A good double rifle should have intercepting sears and most do, along with a safety that is often bolted as well - it has a second lever that prevents the safety sliding forwards. Such a rifle will not fire unless safety is off and trigger pulled.

But most of the time only the PH in front will be carrying a loaded rifle. A double can be loaded very quickly and silently when the tracks get very warm. Then the rifle is in hand.

With a bolt action rifle, most clients rifled will be carried with rounds in the magazine and nothing in the chamber.

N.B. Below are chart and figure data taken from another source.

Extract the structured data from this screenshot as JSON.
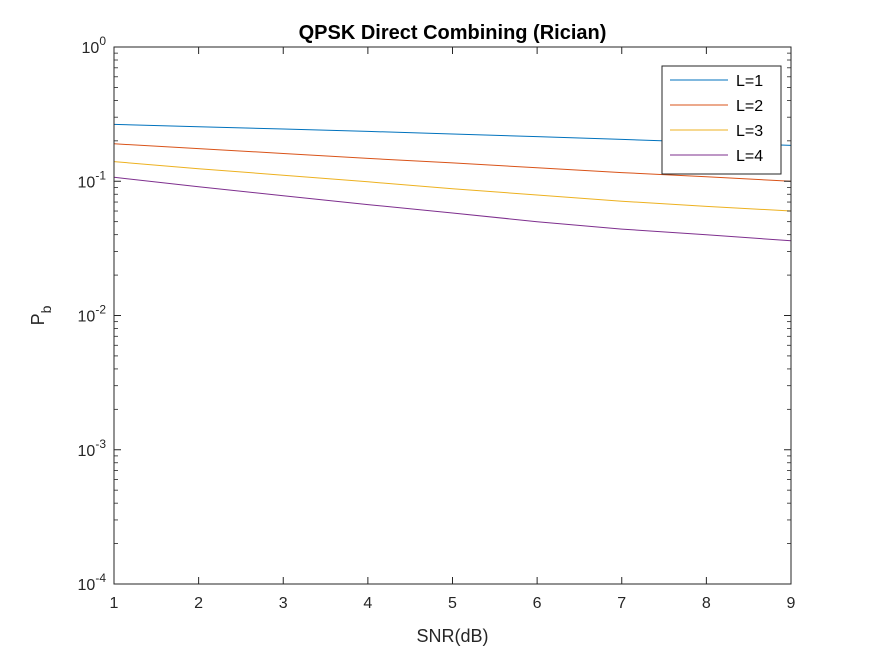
{
  "chart_data": {
    "type": "line",
    "title": "QPSK Direct Combining (Rician)",
    "xlabel": "SNR(dB)",
    "ylabel": {
      "base": "P",
      "sub": "b"
    },
    "xlim": [
      1,
      9
    ],
    "ylim": [
      0.0001,
      1
    ],
    "yscale": "log",
    "x_ticks": [
      "1",
      "2",
      "3",
      "4",
      "5",
      "6",
      "7",
      "8",
      "9"
    ],
    "y_ticks": [
      {
        "base": "10",
        "exp": "0",
        "value": 1
      },
      {
        "base": "10",
        "exp": "-1",
        "value": 0.1
      },
      {
        "base": "10",
        "exp": "-2",
        "value": 0.01
      },
      {
        "base": "10",
        "exp": "-3",
        "value": 0.001
      },
      {
        "base": "10",
        "exp": "-4",
        "value": 0.0001
      }
    ],
    "grid": false,
    "legend_position": "top-right",
    "x": [
      1,
      2,
      3,
      4,
      5,
      6,
      7,
      8,
      9
    ],
    "series": [
      {
        "name": "L=1",
        "color": "#0072BD",
        "values": [
          0.265,
          0.255,
          0.245,
          0.235,
          0.225,
          0.215,
          0.205,
          0.195,
          0.185
        ]
      },
      {
        "name": "L=2",
        "color": "#D95319",
        "values": [
          0.19,
          0.175,
          0.161,
          0.148,
          0.137,
          0.126,
          0.116,
          0.108,
          0.1
        ]
      },
      {
        "name": "L=3",
        "color": "#EDB120",
        "values": [
          0.14,
          0.124,
          0.111,
          0.099,
          0.088,
          0.079,
          0.071,
          0.065,
          0.06
        ]
      },
      {
        "name": "L=4",
        "color": "#7E2F8E",
        "values": [
          0.107,
          0.091,
          0.078,
          0.067,
          0.058,
          0.05,
          0.044,
          0.04,
          0.036
        ]
      }
    ]
  }
}
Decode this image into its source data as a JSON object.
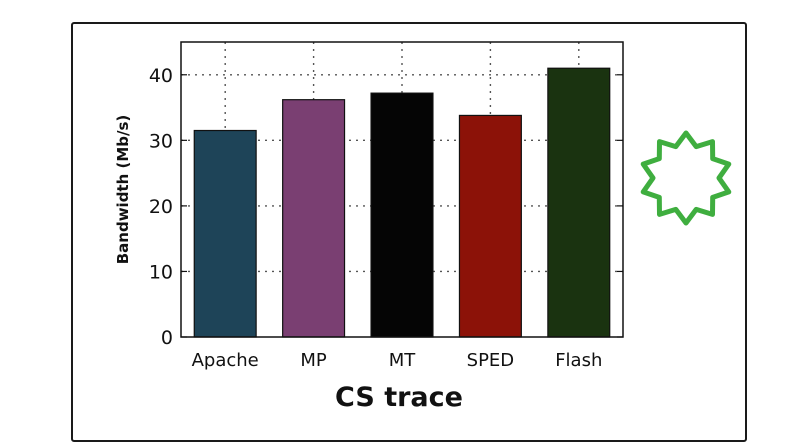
{
  "chart_data": {
    "type": "bar",
    "categories": [
      "Apache",
      "MP",
      "MT",
      "SPED",
      "Flash"
    ],
    "values": [
      31.5,
      36.2,
      37.2,
      33.8,
      41.0
    ],
    "bar_colors": [
      "#1e4458",
      "#7a3f72",
      "#050505",
      "#8c1208",
      "#1a3310"
    ],
    "xlabel": "CS trace",
    "ylabel": "Bandwidth (Mb/s)",
    "ylim": [
      0,
      45
    ],
    "yticks": [
      0,
      10,
      20,
      30,
      40
    ],
    "grid": true
  },
  "decoration": {
    "icon": "starburst-icon",
    "color": "#3fae3f"
  }
}
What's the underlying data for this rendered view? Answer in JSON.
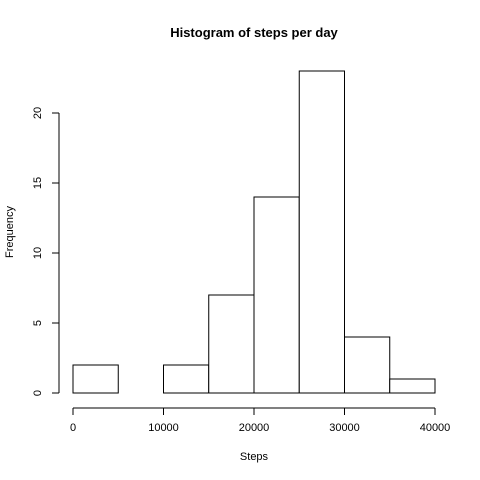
{
  "chart_data": {
    "type": "bar",
    "title": "Histogram of steps per day",
    "xlabel": "Steps",
    "ylabel": "Frequency",
    "bins": [
      {
        "from": 0,
        "to": 5000,
        "count": 2
      },
      {
        "from": 5000,
        "to": 10000,
        "count": 0
      },
      {
        "from": 10000,
        "to": 15000,
        "count": 2
      },
      {
        "from": 15000,
        "to": 20000,
        "count": 7
      },
      {
        "from": 20000,
        "to": 25000,
        "count": 14
      },
      {
        "from": 25000,
        "to": 30000,
        "count": 23
      },
      {
        "from": 30000,
        "to": 35000,
        "count": 4
      },
      {
        "from": 35000,
        "to": 40000,
        "count": 1
      }
    ],
    "xlim": [
      0,
      40000
    ],
    "ylim": [
      0,
      23
    ],
    "xticks": [
      0,
      10000,
      20000,
      30000,
      40000
    ],
    "yticks": [
      0,
      5,
      10,
      15,
      20
    ],
    "grid": false,
    "legend": "none"
  }
}
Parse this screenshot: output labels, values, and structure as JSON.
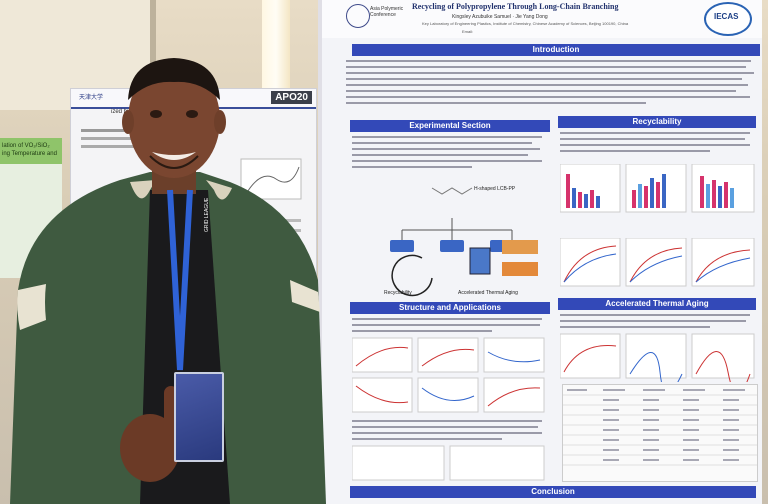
{
  "scene": {
    "description_colors": {
      "jacket": "#3f5a40",
      "poster_accent": "#3349b8"
    }
  },
  "left_poster": {
    "code": "APO20",
    "title_fragment": "ized by Linear Side Chains",
    "institution": "天津大学"
  },
  "green_poster": {
    "text_line1": "lation of VO₂/SiO₂",
    "text_line2": "ing Temperature and"
  },
  "main_poster": {
    "title": "Recycling of Polypropylene Through Long-Chain Branching",
    "authors": "Kingsley Azubuike Samuel · Jie Yang Dong",
    "affiliation": "Key Laboratory of Engineering Plastics, Institute of Chemistry, Chinese Academy of Sciences, Beijing 100190, China",
    "email_label": "Email:",
    "logo_right": "IECAS",
    "logo_left_text": "Asia Polymeric Conference",
    "sections": {
      "intro": "Introduction",
      "experimental": "Experimental Section",
      "recyclability": "Recyclability",
      "structure": "Structure and Applications",
      "aging": "Accelerated Thermal Aging",
      "conclusion": "Conclusion"
    },
    "diagram_labels": {
      "main": "H-shaped LCB-PP",
      "recyclability": "Recyclability",
      "aging": "Accelerated Thermal Aging"
    }
  },
  "badge": {
    "lanyard_text": "GRID LEAGUE"
  }
}
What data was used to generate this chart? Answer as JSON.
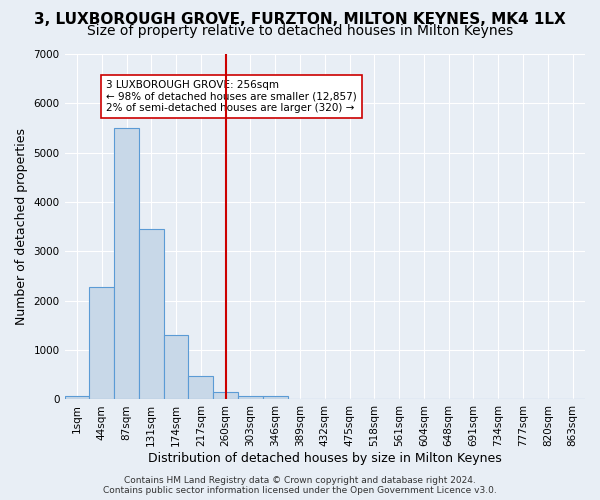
{
  "title": "3, LUXBOROUGH GROVE, FURZTON, MILTON KEYNES, MK4 1LX",
  "subtitle": "Size of property relative to detached houses in Milton Keynes",
  "xlabel": "Distribution of detached houses by size in Milton Keynes",
  "ylabel": "Number of detached properties",
  "bin_labels": [
    "1sqm",
    "44sqm",
    "87sqm",
    "131sqm",
    "174sqm",
    "217sqm",
    "260sqm",
    "303sqm",
    "346sqm",
    "389sqm",
    "432sqm",
    "475sqm",
    "518sqm",
    "561sqm",
    "604sqm",
    "648sqm",
    "691sqm",
    "734sqm",
    "777sqm",
    "820sqm",
    "863sqm"
  ],
  "bar_heights": [
    75,
    2270,
    5500,
    3450,
    1310,
    470,
    150,
    80,
    75,
    0,
    0,
    0,
    0,
    0,
    0,
    0,
    0,
    0,
    0,
    0,
    0
  ],
  "bar_color": "#c8d8e8",
  "bar_edge_color": "#5b9bd5",
  "red_line_x": 6,
  "red_line_color": "#cc0000",
  "annotation_text": "3 LUXBOROUGH GROVE: 256sqm\n← 98% of detached houses are smaller (12,857)\n2% of semi-detached houses are larger (320) →",
  "annotation_box_color": "#ffffff",
  "annotation_box_edge": "#cc0000",
  "ylim": [
    0,
    7000
  ],
  "yticks": [
    0,
    1000,
    2000,
    3000,
    4000,
    5000,
    6000,
    7000
  ],
  "background_color": "#e8eef5",
  "grid_color": "#ffffff",
  "footer": "Contains HM Land Registry data © Crown copyright and database right 2024.\nContains public sector information licensed under the Open Government Licence v3.0.",
  "title_fontsize": 11,
  "subtitle_fontsize": 10,
  "xlabel_fontsize": 9,
  "ylabel_fontsize": 9,
  "tick_fontsize": 7.5,
  "footer_fontsize": 6.5
}
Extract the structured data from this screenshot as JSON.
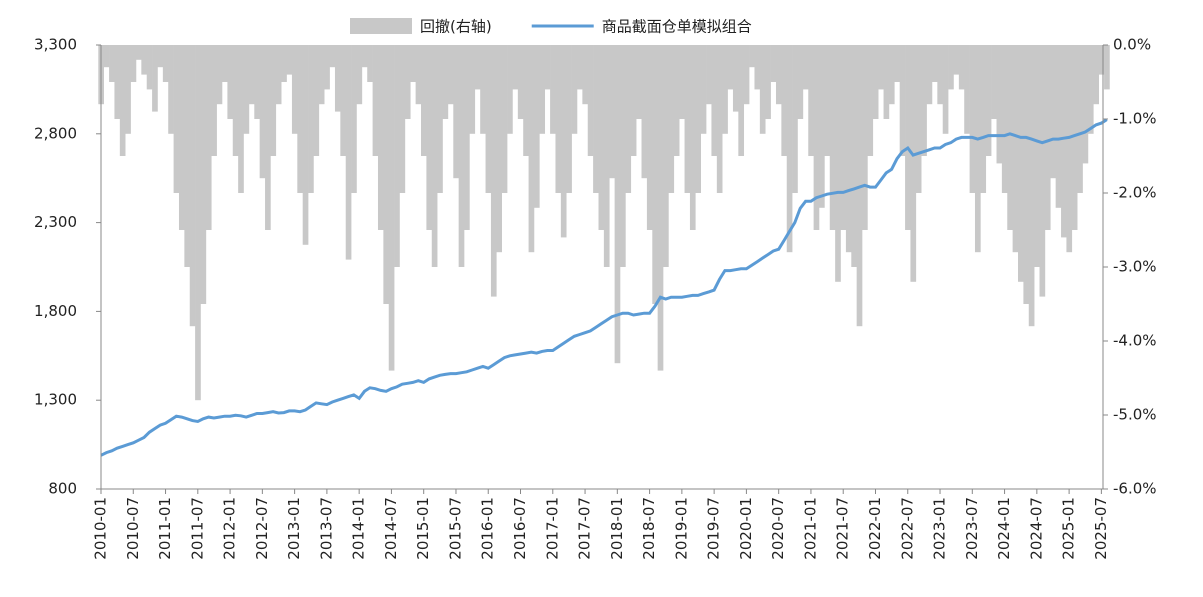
{
  "chart_data": {
    "type": "combo",
    "categories": [
      "2010-01",
      null,
      null,
      null,
      null,
      null,
      "2010-07",
      null,
      null,
      null,
      null,
      null,
      "2011-01",
      null,
      null,
      null,
      null,
      null,
      "2011-07",
      null,
      null,
      null,
      null,
      null,
      "2012-01",
      null,
      null,
      null,
      null,
      null,
      "2012-07",
      null,
      null,
      null,
      null,
      null,
      "2013-01",
      null,
      null,
      null,
      null,
      null,
      "2013-07",
      null,
      null,
      null,
      null,
      null,
      "2014-01",
      null,
      null,
      null,
      null,
      null,
      "2014-07",
      null,
      null,
      null,
      null,
      null,
      "2015-01",
      null,
      null,
      null,
      null,
      null,
      "2015-07",
      null,
      null,
      null,
      null,
      null,
      "2016-01",
      null,
      null,
      null,
      null,
      null,
      "2016-07",
      null,
      null,
      null,
      null,
      null,
      "2017-01",
      null,
      null,
      null,
      null,
      null,
      "2017-07",
      null,
      null,
      null,
      null,
      null,
      "2018-01",
      null,
      null,
      null,
      null,
      null,
      "2018-07",
      null,
      null,
      null,
      null,
      null,
      "2019-01",
      null,
      null,
      null,
      null,
      null,
      "2019-07",
      null,
      null,
      null,
      null,
      null,
      "2020-01",
      null,
      null,
      null,
      null,
      null,
      "2020-07",
      null,
      null,
      null,
      null,
      null,
      "2021-01",
      null,
      null,
      null,
      null,
      null,
      "2021-07",
      null,
      null,
      null,
      null,
      null,
      "2022-01",
      null,
      null,
      null,
      null,
      null,
      "2022-07",
      null,
      null,
      null,
      null,
      null,
      "2023-01",
      null,
      null,
      null,
      null,
      null,
      "2023-07",
      null,
      null,
      null,
      null,
      null,
      "2024-01",
      null,
      null,
      null,
      null,
      null,
      "2024-07",
      null,
      null,
      null,
      null,
      null,
      "2025-01",
      null,
      null,
      null,
      null,
      null,
      "2025-07",
      null
    ],
    "series": [
      {
        "name": "回撤(右轴)",
        "type": "area",
        "axis": "y2",
        "color": "#c8c8c8",
        "values": [
          -0.8,
          -0.3,
          -0.5,
          -1.0,
          -1.5,
          -1.2,
          -0.5,
          -0.2,
          -0.4,
          -0.6,
          -0.9,
          -0.3,
          -0.5,
          -1.2,
          -2.0,
          -2.5,
          -3.0,
          -3.8,
          -4.8,
          -3.5,
          -2.5,
          -1.5,
          -0.8,
          -0.5,
          -1.0,
          -1.5,
          -2.0,
          -1.2,
          -0.8,
          -1.0,
          -1.8,
          -2.5,
          -1.5,
          -0.8,
          -0.5,
          -0.4,
          -1.2,
          -2.0,
          -2.7,
          -2.0,
          -1.5,
          -0.8,
          -0.6,
          -0.3,
          -0.9,
          -1.5,
          -2.9,
          -2.0,
          -0.8,
          -0.3,
          -0.5,
          -1.5,
          -2.5,
          -3.5,
          -4.4,
          -3.0,
          -2.0,
          -1.0,
          -0.5,
          -0.8,
          -1.5,
          -2.5,
          -3.0,
          -2.0,
          -1.0,
          -0.8,
          -1.8,
          -3.0,
          -2.5,
          -1.2,
          -0.6,
          -1.2,
          -2.0,
          -3.4,
          -2.8,
          -2.0,
          -1.2,
          -0.6,
          -1.0,
          -1.5,
          -2.8,
          -2.2,
          -1.2,
          -0.6,
          -1.2,
          -2.0,
          -2.6,
          -2.0,
          -1.2,
          -0.6,
          -0.8,
          -1.5,
          -2.0,
          -2.5,
          -3.0,
          -1.8,
          -4.3,
          -3.0,
          -2.0,
          -1.5,
          -1.0,
          -1.8,
          -2.5,
          -3.5,
          -4.4,
          -3.0,
          -2.0,
          -1.5,
          -1.0,
          -2.0,
          -2.5,
          -2.0,
          -1.2,
          -0.8,
          -1.5,
          -2.0,
          -1.2,
          -0.6,
          -0.9,
          -1.5,
          -0.8,
          -0.3,
          -0.6,
          -1.2,
          -1.0,
          -0.5,
          -0.8,
          -1.5,
          -2.8,
          -2.0,
          -1.0,
          -0.6,
          -1.5,
          -2.5,
          -2.2,
          -1.5,
          -2.5,
          -3.2,
          -2.5,
          -2.8,
          -3.0,
          -3.8,
          -2.5,
          -1.5,
          -1.0,
          -0.6,
          -1.0,
          -0.8,
          -0.5,
          -1.5,
          -2.5,
          -3.2,
          -2.0,
          -1.5,
          -0.8,
          -0.5,
          -0.8,
          -1.2,
          -0.6,
          -0.4,
          -0.6,
          -1.2,
          -2.0,
          -2.8,
          -2.0,
          -1.5,
          -1.0,
          -1.6,
          -2.0,
          -2.5,
          -2.8,
          -3.2,
          -3.5,
          -3.8,
          -3.0,
          -3.4,
          -2.5,
          -1.8,
          -2.2,
          -2.6,
          -2.8,
          -2.5,
          -2.0,
          -1.6,
          -1.2,
          -0.8,
          -0.4,
          -0.6
        ]
      },
      {
        "name": "商品截面仓单模拟组合",
        "type": "line",
        "axis": "y",
        "color": "#5b9bd5",
        "values": [
          990,
          1005,
          1015,
          1030,
          1040,
          1050,
          1060,
          1075,
          1090,
          1120,
          1140,
          1160,
          1170,
          1190,
          1210,
          1205,
          1195,
          1185,
          1180,
          1195,
          1205,
          1200,
          1205,
          1210,
          1210,
          1215,
          1212,
          1205,
          1215,
          1225,
          1225,
          1230,
          1235,
          1228,
          1230,
          1240,
          1240,
          1235,
          1245,
          1265,
          1285,
          1280,
          1275,
          1290,
          1300,
          1310,
          1320,
          1330,
          1310,
          1350,
          1370,
          1365,
          1355,
          1350,
          1365,
          1375,
          1390,
          1395,
          1400,
          1410,
          1400,
          1420,
          1430,
          1440,
          1445,
          1450,
          1450,
          1455,
          1460,
          1470,
          1480,
          1490,
          1480,
          1500,
          1520,
          1540,
          1550,
          1555,
          1560,
          1565,
          1570,
          1565,
          1575,
          1580,
          1580,
          1600,
          1620,
          1640,
          1660,
          1670,
          1680,
          1690,
          1710,
          1730,
          1750,
          1770,
          1780,
          1790,
          1790,
          1780,
          1785,
          1790,
          1790,
          1830,
          1880,
          1870,
          1880,
          1880,
          1880,
          1885,
          1890,
          1890,
          1900,
          1910,
          1920,
          1980,
          2030,
          2030,
          2035,
          2040,
          2040,
          2060,
          2080,
          2100,
          2120,
          2140,
          2150,
          2200,
          2250,
          2300,
          2380,
          2420,
          2420,
          2440,
          2450,
          2460,
          2465,
          2470,
          2470,
          2480,
          2490,
          2500,
          2510,
          2500,
          2500,
          2540,
          2580,
          2600,
          2660,
          2700,
          2720,
          2680,
          2690,
          2700,
          2710,
          2720,
          2720,
          2740,
          2750,
          2770,
          2780,
          2780,
          2780,
          2770,
          2780,
          2790,
          2790,
          2790,
          2790,
          2800,
          2790,
          2780,
          2780,
          2770,
          2760,
          2750,
          2760,
          2770,
          2770,
          2775,
          2780,
          2790,
          2800,
          2810,
          2830,
          2850,
          2860,
          2880
        ]
      }
    ],
    "ylim": [
      800,
      3300
    ],
    "yticks": [
      800,
      {
        "value": 1300,
        "label": "1,300"
      },
      {
        "value": 1800,
        "label": "1,800"
      },
      {
        "value": 2300,
        "label": "2,300"
      },
      {
        "value": 2800,
        "label": "2,800"
      },
      {
        "value": 3300,
        "label": "3,300"
      }
    ],
    "y2lim": [
      -6,
      0
    ],
    "y2ticks": [
      {
        "value": -6,
        "label": "-6.0%"
      },
      {
        "value": -5,
        "label": "-5.0%"
      },
      {
        "value": -4,
        "label": "-4.0%"
      },
      {
        "value": -3,
        "label": "-3.0%"
      },
      {
        "value": -2,
        "label": "-2.0%"
      },
      {
        "value": -1,
        "label": "-1.0%"
      },
      {
        "value": 0,
        "label": "0.0%"
      }
    ],
    "legend": "top"
  }
}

Saying that, many true African hands, who have also been through bush wars etc always carry a fully loaded rifle and treat every rifle as loaded. They don't rely on mechanical safeties, instead safety is in the hands of the hunter and where the barrel is pointing. If you are in thick bush, pushing a wounded animal the danger from being squashed or eaten is a lot lot higher than the supposed danger of a ND, hence rifle is loaded and ready to go. Buffalo, lion and elephant can move very fast if they want to and you will fractions of a second to respond to a determined charge. Unless the animal is wounded though, most charges are mock charges designed to intimidate - a major part of becoming an African PH or guide is learning to read the animals and not get into this sort of situation. In my early 20's I spent quite a few months in the bush surrounded by big game and we weren't allowed rifles - there were some interesting moments, but at no time did you feel that you needed a firearm of any kind.
 
#14
Saying that, many true African hands, who have also been through bush wars etc always carry a fully loaded rifle and treat every rifle as loaded. They don't rely on mechanical safeties, instead safety is in the hands of the hunter and where the barrel is pointing.
Replace "hunter" with shooter or stalker and you have the basis for safe rifle handling in any situation. This is certainly what the BSRC promote.